El daño se expresa, entre otras cosas, en el valor de la propiedad rural, venido a menos ante las amenazas amparadas en la nueva normativa sobre la materia. El derecho de disponer libremente de la propiedad rural resultó incautado por aplicaciones arbitrarias de la Ley de Tierras y Desarrollo Agrario y las instituciones que a partir de ella se crean (i. e. el Instituto Nacional de Tierras); nuevos requisitos, condiciones, recaudos y trámites se exigen al propietario, quien queda a merced de la nueva burocracia administrativa encargada de procesar las solicitudes correspondientes. La corrupción administrativa, la aparición de “gestores” de trámites que las más de las veces actúan en connivencia con funcionarios públicos inescrupulosos, las ineficiencias provocadas por los retrasos y costos adicionales han sido ampulosamente auspiciadas por el nuevo régimen legal.

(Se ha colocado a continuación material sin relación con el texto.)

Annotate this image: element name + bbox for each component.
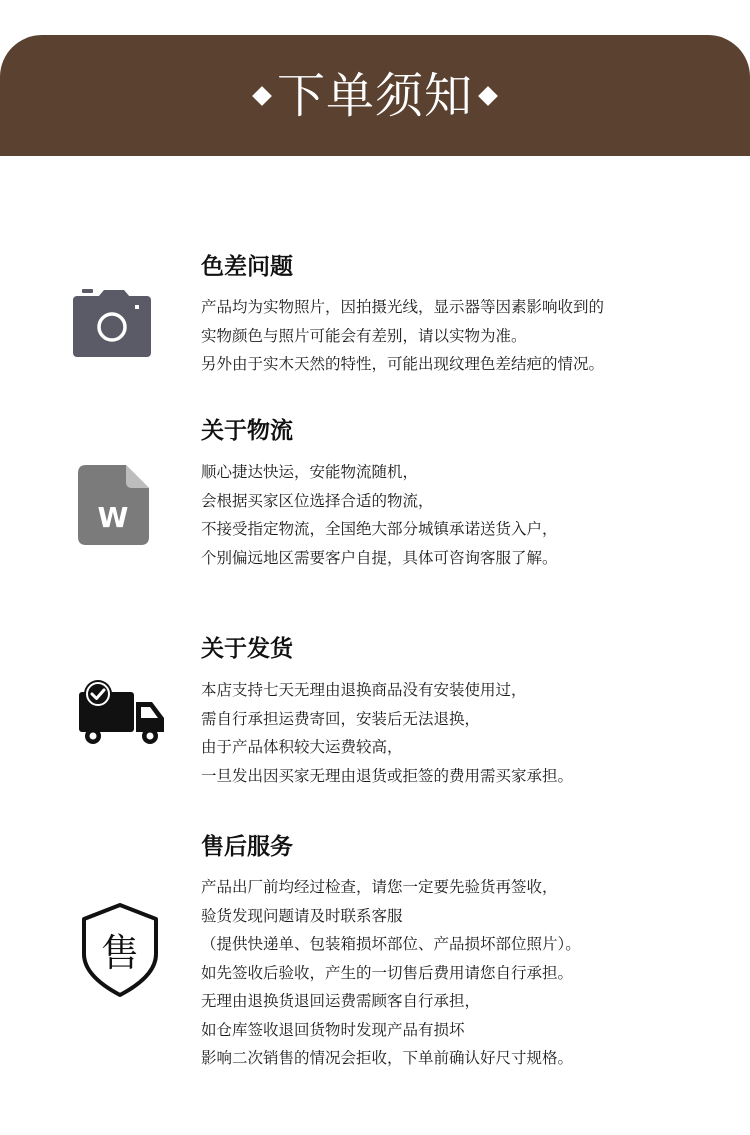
text-line: 一旦发出因买家无理由退货或拒签的费用需买家承担。 <box>201 766 574 785</box>
text-line: （提供快递单、包装箱损坏部位、产品损坏部位照片）。 <box>201 935 581 953</box>
text-line: 产品均为实物照片，因拍摄光线，显示器等因素影响收到的 <box>201 298 605 316</box>
diamond-left-icon <box>252 86 272 106</box>
diamond-right-icon <box>478 86 498 106</box>
text-line: 需自行承担运费寄回，安装后无法退换， <box>201 709 481 728</box>
section-body <box>201 293 604 379</box>
text-line: 无理由退换货退回运费需顾客自行承担， <box>201 992 481 1010</box>
word-document-icon <box>78 465 149 545</box>
page-title: 下单须知 <box>276 67 473 124</box>
text-line: 影响二次销售的情况会拒收，下单前确认好尺寸规格。 <box>201 1049 574 1067</box>
text-line: 由于产品体积较大运费较高， <box>201 738 403 756</box>
text-line: 不接受指定物流，全国绝大部分城镇承诺送货入户， <box>201 520 558 538</box>
text-line: 个别偏远地区需要客户自提，具体可咨询客服了解。 <box>201 548 558 567</box>
section-body <box>201 873 581 1073</box>
text-line: 产品出厂前均经过检查，请您一定要先验货再签收， <box>201 878 558 896</box>
text-line: 实物颜色与照片可能会有差别，请以实物为准。 <box>201 326 527 345</box>
section-title: 售后服务 <box>201 834 293 860</box>
text-line: 如先签收后验收，产生的一切售后费用请您自行承担。 <box>201 963 574 982</box>
section-title: 色差问题 <box>201 254 293 280</box>
text-line: 会根据买家区位选择合适的物流， <box>201 491 434 510</box>
document-letter: W <box>97 501 129 534</box>
camera-icon <box>73 289 151 358</box>
shield-character: 售 <box>100 931 140 975</box>
section-body <box>201 676 573 790</box>
text-line: 验货发现问题请及时联系客服 <box>201 906 403 925</box>
section-title: 关于物流 <box>201 418 293 444</box>
text-line: 顺心捷达快运，安能物流随机， <box>201 463 419 481</box>
text-line: 另外由于实木天然的特性，可能出现纹理色差结疤的情况。 <box>201 355 605 373</box>
text-line: 如仓库签收退回货物时发现产品有损坏 <box>201 1020 465 1039</box>
section-body <box>201 458 558 572</box>
text-line: 本店支持七天无理由退换商品没有安装使用过， <box>201 681 527 699</box>
header-banner <box>0 35 750 156</box>
after-sales-shield-icon <box>81 902 159 998</box>
delivery-truck-check-icon <box>79 680 166 744</box>
section-title: 关于发货 <box>201 636 293 662</box>
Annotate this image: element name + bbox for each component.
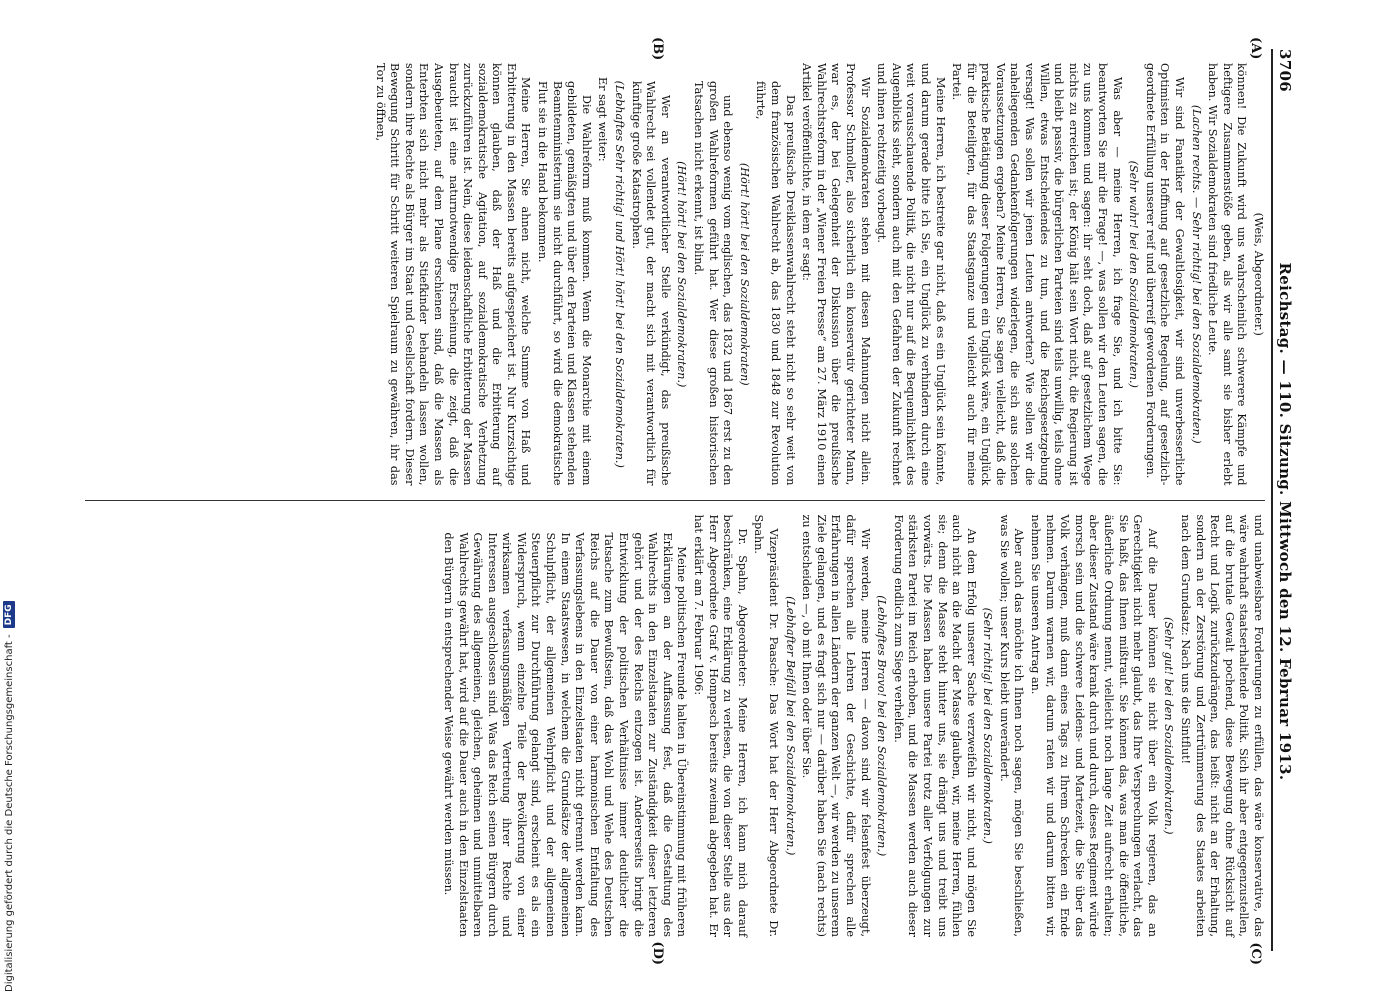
quotation: Die Wahlreform muß kommen. Wenn die Monarchie mit einem gebildeten, gemäßigten und über den Parteien und Klassen stehenden Beamtenministerium sie nicht durchführt, so wird die demokratische Flut sie in die Hand bekommen. <box>536 81 593 486</box>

Y a pesar de lo apuntado, el gobierno tiene por costumbre divulgar, a través de sus campañas de medios y alocuciones presidenciales, unos resultados enteramente optimistas. Contrariamente a lo que muestran los hechos verificables, para el gobierno se ha incrementado la producción nacional, y así lo sostienen con vehemencia los voceros del régimen. Pero la realidad se impone y viene aflorando con mucha fuerza en la escasez de productos que afecta al ciudadano común, que se ha visto en la necesidad de cambiar hábitos de consumo y, peor aún, conformarse con una ración acortada, compuesta de lo poco que consigue en el cada vez más asolado mercado de alimentos.

La verdadera explicación de tan malos resultados en el campo venezolano tiene que ver con las políticas públicas que han provocado la caída en la rentabilidad de las operaciones, la escasez de insumos, el descenso de las inversiones debido a la desconfianza y la incertidumbre, los excesivos controles y licencias, el pésimo estado y desempeño de las redes de distribución, la inseguridad jurídica y personal y, ante todo, el irrespeto al derecho de propiedad.

En conclusión, mientras no se afiance el libre juego de los factores de producción, tanto como la fijación de precios conforme a las reglas de la oferta y la demanda, y hasta tanto se restablezcan los canales transparentes y eficientes para la distribución de alimentos, no habrá producción suficiente ni seguridad agroalimentaria en Venezuela.